なべさんの親しい友人が
亡くなって、ちょうど一月である。
肝胆相照らす仲と言ってもよかった
友人だったから、
随分と身に応えている。
彼と知り合ったのが10数年前だった。
なのに、当初は、不思議と
以前から知り合いだったかのような
懐かしい感じを持った。
お互いにそうである。
相性が良かったのである。
共通の話題は、文学、思想、若い頃のこと、
育ちのこと、そして日々の感性等々。
吉本隆明、村上春樹、夏目漱石、内田樹が
よく俎上に上った。
彼が亡くなる前に読んでいた“1Q84”ね。↓
彼は饒舌家というほどではないが、
しゃべり出したら、もっと話したいと思い、
繊細な部分を解きほぐし、解きほぐし、話していく方で、
なべさんはもっぱら聞き役になることが多かった。
3つ下であったが、70年前後の頃の感性は
奇妙に共有するところがあった。
彼が早熟だったのだろう。
2年半前、なべさんが、最初の癌で手術し、
退院したあと、そのことを彼に知らせて、
びっくりさせてしまった。
ところが、その1週間後に、
彼に癌が見つかったことを
今度はなべさんが知らされて、
びっくりしてしまった。
以来、お互いが、
癌を患った者の、
伴走者となった。
伴走者となってから、
尚しばしば話し込む機会は多くなった。
(お酒抜きでね。
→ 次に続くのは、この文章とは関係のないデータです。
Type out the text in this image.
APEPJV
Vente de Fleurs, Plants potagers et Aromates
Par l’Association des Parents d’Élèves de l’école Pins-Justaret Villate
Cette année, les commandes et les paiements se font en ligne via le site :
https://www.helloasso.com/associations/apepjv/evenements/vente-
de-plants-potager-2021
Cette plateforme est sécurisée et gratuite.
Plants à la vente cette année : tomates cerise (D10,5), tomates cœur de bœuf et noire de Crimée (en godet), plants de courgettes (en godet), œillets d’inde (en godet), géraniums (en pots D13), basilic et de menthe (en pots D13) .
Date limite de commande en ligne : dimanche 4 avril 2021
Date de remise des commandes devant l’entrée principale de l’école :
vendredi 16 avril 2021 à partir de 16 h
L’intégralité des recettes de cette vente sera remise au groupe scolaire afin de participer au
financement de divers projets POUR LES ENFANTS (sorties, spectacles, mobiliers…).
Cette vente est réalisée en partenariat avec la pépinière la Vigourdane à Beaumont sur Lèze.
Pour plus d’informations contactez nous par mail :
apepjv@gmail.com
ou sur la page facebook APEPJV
)
コーヒーを何杯も重ねながら、
話は4,5時間に及ぶことが多く、
彼にはそれでもまだ
話したりないという様子があった。
ひとくちに癌といっても、
それが見つかった時期、
発生した部位、癌の種類によって、
ずいぶんと経過が違ってくるものだ。
つくづくそう思っている。
彼が亡くなって、
なべさんはまだ生きている。
さてどうしたものか。
不遜にもブログをやってみようか
と思った動機の一つは
なべさんのこの身のうちのざわめきかもしれない。
なべさんの魂鎮め(たましずめ)なんでしょう。